I'm already using Cloudflare Workers so it would make more sense to simply use Workers KV instead of Redis which are stored at the edge:
- $15 per month
- 50MB of memory
- 40 connections limit
- $5 per month
- 1GB of storage (then $0.5 per GB)
- 10M reads (then $0.5 per 1M reads)
- Unlimited connections (via API or REST)
On a side note, for the $15 a month Heroku charges for a 50MB Redis (wtf?) one could, for example, get a 4vCPU/8GB/160SSD server on Hetzner cloud with 20TB of traffic or multiple smaller servers and have a much better infrastructure and room to grow without any added costs.
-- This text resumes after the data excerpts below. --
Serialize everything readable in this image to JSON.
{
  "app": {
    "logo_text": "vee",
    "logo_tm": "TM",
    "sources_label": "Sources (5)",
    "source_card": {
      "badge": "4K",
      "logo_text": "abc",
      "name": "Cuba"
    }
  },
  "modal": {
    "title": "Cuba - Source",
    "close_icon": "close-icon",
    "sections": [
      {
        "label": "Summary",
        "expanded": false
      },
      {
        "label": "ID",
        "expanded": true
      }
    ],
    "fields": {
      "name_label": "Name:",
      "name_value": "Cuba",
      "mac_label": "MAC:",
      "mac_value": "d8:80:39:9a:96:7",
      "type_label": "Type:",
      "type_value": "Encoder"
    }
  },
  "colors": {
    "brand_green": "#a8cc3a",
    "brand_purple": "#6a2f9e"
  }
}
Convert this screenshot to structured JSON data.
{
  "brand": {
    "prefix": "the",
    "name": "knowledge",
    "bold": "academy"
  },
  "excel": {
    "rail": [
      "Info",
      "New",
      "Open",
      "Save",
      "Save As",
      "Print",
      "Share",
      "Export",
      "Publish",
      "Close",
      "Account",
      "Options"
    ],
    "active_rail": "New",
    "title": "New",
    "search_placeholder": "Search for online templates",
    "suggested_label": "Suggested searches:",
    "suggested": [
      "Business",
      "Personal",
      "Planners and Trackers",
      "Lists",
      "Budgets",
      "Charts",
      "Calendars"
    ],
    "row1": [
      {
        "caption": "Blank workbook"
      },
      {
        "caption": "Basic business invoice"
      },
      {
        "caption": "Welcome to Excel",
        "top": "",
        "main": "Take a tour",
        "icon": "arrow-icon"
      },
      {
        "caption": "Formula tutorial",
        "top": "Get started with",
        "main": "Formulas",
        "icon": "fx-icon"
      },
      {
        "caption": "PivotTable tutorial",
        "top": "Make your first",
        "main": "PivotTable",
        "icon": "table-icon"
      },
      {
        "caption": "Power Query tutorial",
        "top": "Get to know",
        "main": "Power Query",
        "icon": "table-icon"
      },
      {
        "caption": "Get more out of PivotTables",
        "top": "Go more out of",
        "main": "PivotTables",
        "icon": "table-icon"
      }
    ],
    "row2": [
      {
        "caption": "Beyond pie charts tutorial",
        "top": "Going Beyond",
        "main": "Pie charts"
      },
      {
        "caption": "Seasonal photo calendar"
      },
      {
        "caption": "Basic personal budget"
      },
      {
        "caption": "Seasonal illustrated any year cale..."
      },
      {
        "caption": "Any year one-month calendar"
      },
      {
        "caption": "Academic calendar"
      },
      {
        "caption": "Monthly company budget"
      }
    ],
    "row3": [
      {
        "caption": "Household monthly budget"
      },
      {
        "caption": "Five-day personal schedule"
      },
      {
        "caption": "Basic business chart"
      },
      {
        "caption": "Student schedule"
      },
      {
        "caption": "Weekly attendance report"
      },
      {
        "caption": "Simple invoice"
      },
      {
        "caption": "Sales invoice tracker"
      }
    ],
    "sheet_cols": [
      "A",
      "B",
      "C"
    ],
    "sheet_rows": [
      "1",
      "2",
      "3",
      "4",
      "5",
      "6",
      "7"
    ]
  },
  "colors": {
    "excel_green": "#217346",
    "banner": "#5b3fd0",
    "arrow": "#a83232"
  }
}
Oh well, I guess "managed" is where the big bucks are :) /rant
I wish I could manage a VPS. I've dabbled with DO et al but I wouldn't sleep at night having a self configured VPS in production.
Being used to configure my own servers with relatively low traffic/processing needs on the cheap, I just get weirded out sometimes by the very expensive nature of these managed services like heroku, aws, etc and their "charge for every little thing" mentality.
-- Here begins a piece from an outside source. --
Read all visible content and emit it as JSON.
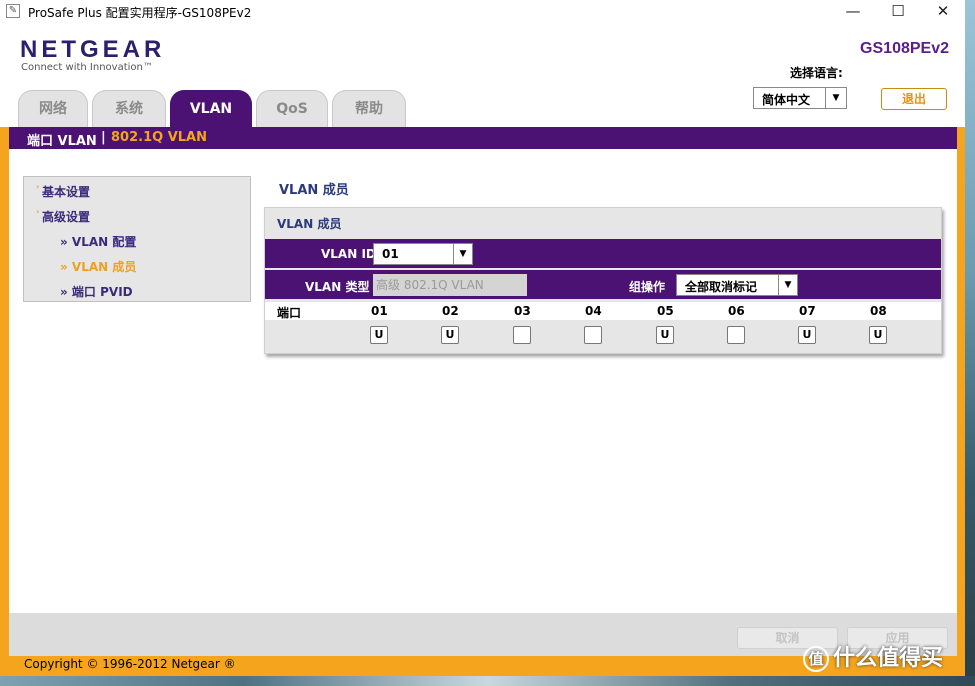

Still, the "elastic" functionalities and auto growth features they offer are usually pretty awesome and not trivial to setup on a VPS so it's a great and worry free option in that regard.
Hope you can find the right solution for your case, good luck :)
If that still doesn’t convince you, then you may actually may need nosql: go for Mongo.
Typically the problem with RDBMS is that it's very expensive to handle thousands of concurrent connections. NoSQL doesn't have that issue. For example FaunaDB is designed for serverless and has no practical connection limits, Mongo Atlas gives you 500 concurrent connections on the free tier , etc.
In comparison Postgres on Heroku only gives you 500 connections on the most expensive plans. Even the $50 per month Postgres plan only gives you 50 concurrent connections.
A pain to distribute geographically? What do you think big enterprises and banks use? Oracle or Mongo? If by “a pain” you mean “not free” then you’re right. Depends on how valuable your data is and how much you care about integrity.
Also I’m not a big enterprise nor a bank.
IIRC I read that each connection to Postgres consumes 10MB or RAM.
Maybe the proposal above by itself isn't enough, but it's going to solve some of the many problems that put a restriction on max allowable connections in the first place. For example, I am not sure if there is anything in there to reduce the baseline per connection memory consumption, but maybe that will come up as the next problem to solve and will hopefully be solved sooner than later.
To me, data has "live" somewhere. When one computer is storing that and serving it, it is by definition a server.
Is there something I've missed??
Cloud functions are triggered on demand so these scale up and down as needed.